Esben Jannik Bjerrum Abstract

Molecular hetero-encoders derived descriptors and their use in QSAR and de novo generation

Panagiotis-Christos Kotsias¹, Hongming Chen¹, Esben Jannik Bjerrum¹

¹Astrazeneca
Chemical hetero-encoders are encoder-decoder based deep learning models with architectures that resemble autoencoder architectures [1]. However hetero-encoders are trained differently and transcode the same molecular information from one format to the other [2] or from one realization of a non-canonical SMILES string to another [3]. After training on large collections of unlabeled molecules (millions), the output from the compressed code layer between the encoder and decoder can be used as molecular descriptors or real-valued fingerprints. The molecular descriptors and the latent space encoded by the code layers depends on the molecular format, the prior dataset and the architectural choices made. In contrast to engineered or designed fingerprints and descriptors they are data driven and learned directly from the molecules in the training dataset.
We use simple LSTM based encoders and decoders trained with teacher forcing of the decoder. But instead of using a translation from canonical SMILES to canonical SMILES, the model is trained from one example of a non-canonical to a different non-canonical SMILES for each sample presented during training using SMILES enumeration as a form of data augmention [4]. This training regime turns the models into a chemical hetero-encoders. The enumerated SMILES to enumerated SMILES training regime is a much harder task than memorizing a canonical SMILES string and reconstructing it, which made changes to the architecture necessary. The hetero-encoder model must encode a latent representation of the molecule from all its possible non-canonical SMILES as well as decode the latent representation into different SMILES of the same molecule. However, this in turn makes the latent space more chemically relevant and breaks the dependency on the non-natural atom ordering of the canonical SMILES. After training, the encoder part can be used to convert molecules into real valued vectors by intercepting the code layers output activations. This latent representation or molecular code contain all the information needed to reconstruct the molecular graph and are thus information complete. The code layer derived vectors are therefore information rich and dense descriptors of molecules and are excellent features for deriving QSAR models from labelled samples from much smaller datasets (hundreds to thousands). Comparing QSAR models build with ECFP4 fingerprints, autoencoder or hetero-encoder derived features, show that the hetero-encoder derived features are superior.
Apart from using the encoder part to derive a latent representation of molecules, the decoder also allows to query what molecules represent a given point in the space defined by the latent descriptors and enables direct inverse QSAR. This is an attractive feature as it allows the decoder to work as a steered de novo generator of molecules around points that have been found optimal in the QSAR models. Here we report on our progresses and experiences for using hetero-encoders for de novo design and optimization of molecules for drug discovery purposes.

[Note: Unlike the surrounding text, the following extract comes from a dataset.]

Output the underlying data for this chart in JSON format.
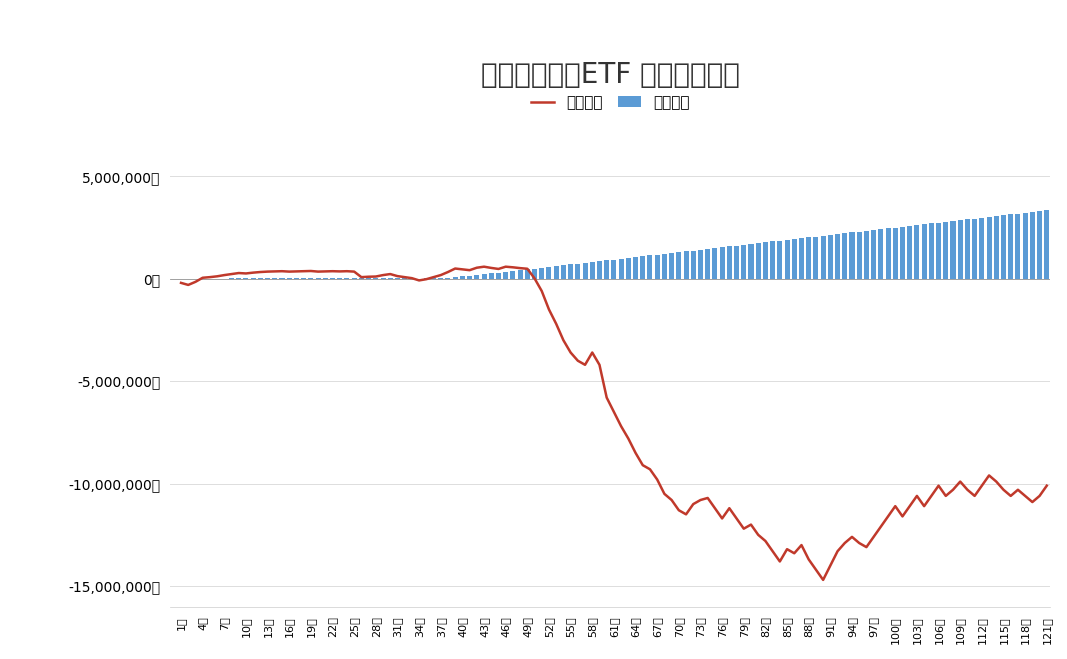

[1] Gómez-Bombarelli, Rafael, et al. “Automatic chemical design using a data-driven continuous representation of molecules.” ACS central science 4.2 (2018): 268-276.

[2] Winter, Robin, et al. “Learning continuous and data-driven molecular descriptors by translating equivalent chemical representations.” Chemical Science (2019).

[3] Bjerrum, Esben, and Boris Sattarov. “Improving Chemical Autoencoder Latent Space and Molecular De Novo Generation Diversity with Heteroencoders.” Biomolecules 8.4 (2018): 131.

[4] Bjerrum, Esben Jannik. “SMILES enumeration as data augmentation for neural network modeling of molecules.” arXiv preprint arXiv:1703.07076 (2017).